Garrison information
- Occupants: 3rd Marine Division

= Firebase Russell =

Former US Marine Corps support base in Vietnam

Firebase Russell (also known as FSB Russell and LZ Russell) was a former U.S. Marine Corps fire support base northwest of The Rockpile in Quảng Trị Province, Vietnam.

==History==
The base was originally established in December 1968 by the 1st Battalion 4th Marines approximately 3 km northwest of The Rockpile and just south of the DMZ.
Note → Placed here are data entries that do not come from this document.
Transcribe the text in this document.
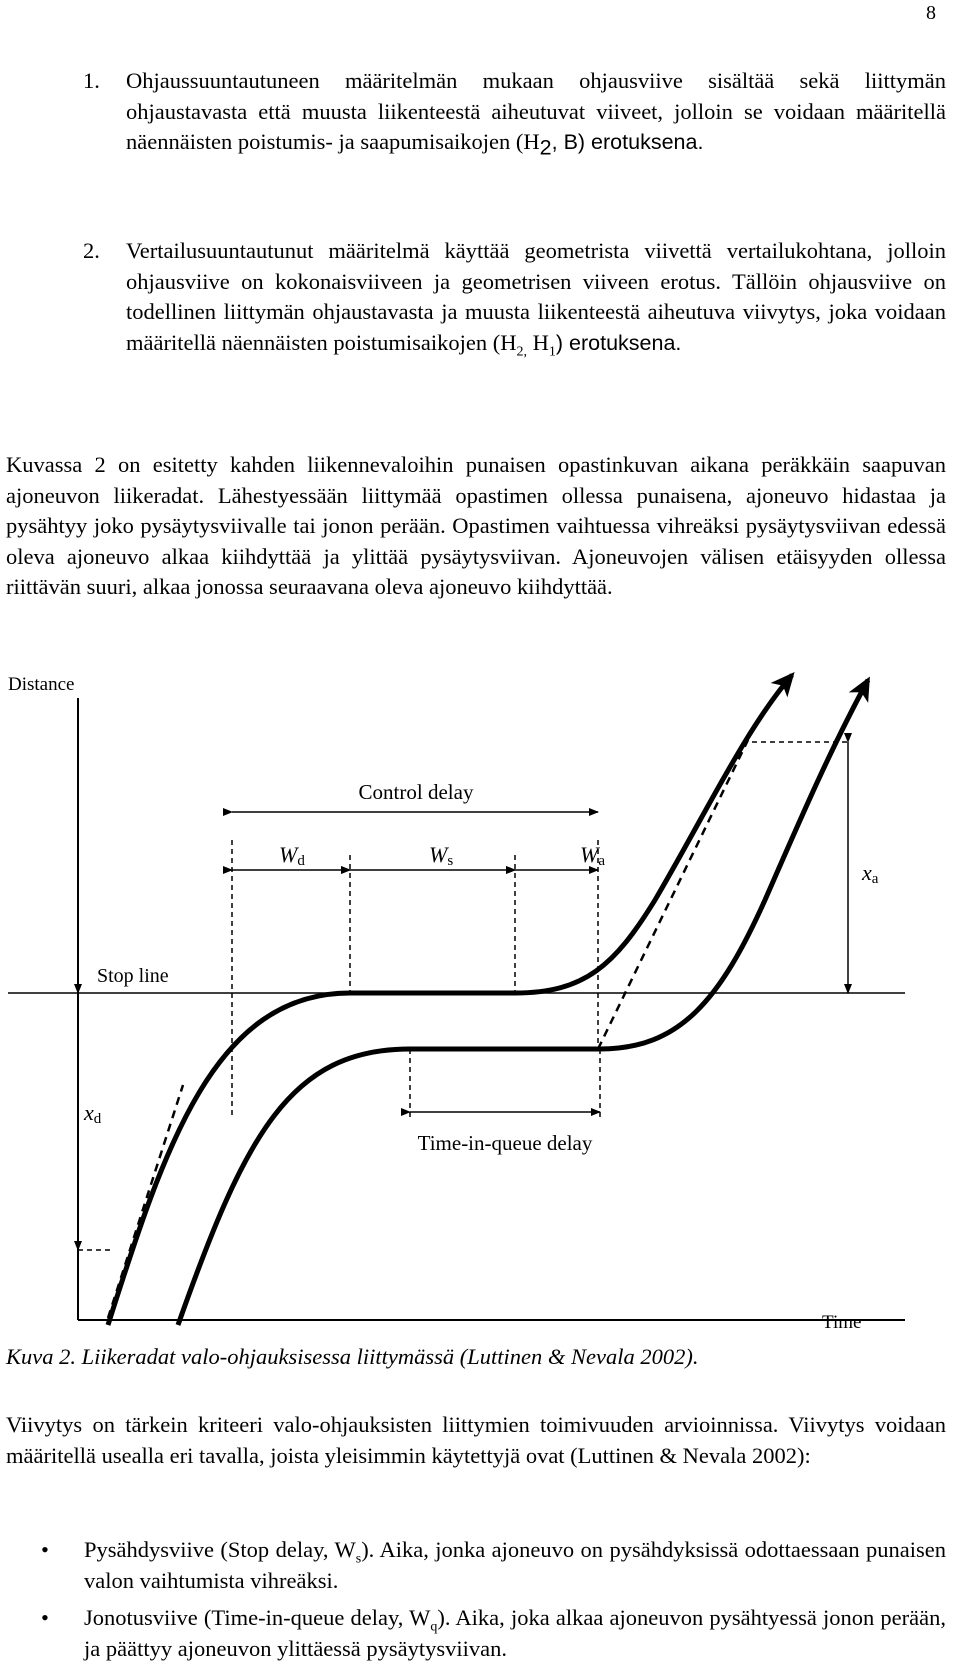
8

1.	Ohjaussuuntautuneen määritelmän mukaan ohjausviive sisältää sekä liittymän ohjaustavasta että muusta liikenteestä aiheutuvat viiveet, jolloin se voidaan määritellä näennäisten poistumis- ja saapumisaikojen ($H_2$, B) erotuksena.

2.	Vertailusuuntautunut määritelmä käyttää geometrista viivettä vertailukohtana, jolloin ohjausviive on kokonaisviiveen ja geometrisen viiveen erotus. Tällöin ohjausviive on todellinen liittymän ohjaustavasta ja muusta liikenteestä aiheutuva viivytys, joka voidaan määritellä näennäisten poistumisaikojen ($H_{2,}$ $H_1$) erotuksena.

Kuvassa 2 on esitetty kahden liikennevaloihin punaisen opastinkuvan aikana peräkkäin saapuvan ajoneuvon liikeradat. Lähestyessään liittymää opastimen ollessa punaisena, ajoneuvo hidastaa ja pysähtyy joko pysäytysviivalle tai jonon perään. Opastimen vaihtuessa vihreäksi pysäytysviivan edessä oleva ajoneuvo alkaa kiihdyttää ja ylittää pysäytysviivan. Ajoneuvojen välisen etäisyyden ollessa riittävän suuri, alkaa jonossa seuraavana oleva ajoneuvo kiihdyttää.

Distance
Time
Stop line
Control delay
Wd	Ws	Wa	xa
xd
Time-in-queue delay

Kuva 2. Liikeradat valo-ohjauksisessa liittymässä (Luttinen & Nevala 2002).

Viivytys on tärkein kriteeri valo-ohjauksisten liittymien toimivuuden arvioinnissa. Viivytys voidaan määritellä usealla eri tavalla, joista yleisimmin käytettyjä ovat (Luttinen & Nevala 2002):

•	Pysähdysviive (Stop delay, $W_s$). Aika, jonka ajoneuvo on pysähdyksissä odottaessaan punaisen valon vaihtumista vihreäksi.

•	Jonotusviive (Time-in-queue delay, $W_q$). Aika, joka alkaa ajoneuvon pysähtyessä jonon perään, ja päättyy ajoneuvon ylittäessä pysäytysviivan.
On the morning of 25 February 1969 People's Army of Vietnam (PAVN) sappers from the 27th Regiment attacked FSB Russell killing 27 Marines from the 2nd Battalion, 4th Marines and 3rd Battalion, 12th Marines and 2 Navy corpsmen. On the same morning the PAVN also attacked Firebase Neville 10 km west of FSB Russell killing 14 Marines and Corpsmen.

On 21 September 1969 as Company L, 3rd Battalion, 4th Marines was dismantling the firebase, an accidental fire spread to a store of artillery rounds forcing the immediate evacuation of the base. On 22 September Company I, 3/4 Marines was landed at Russell to complete the destruction of the base which was done by exploding all remaining bunkers and munitions.

==Current use==
The base is abandoned and has reverted to jungle.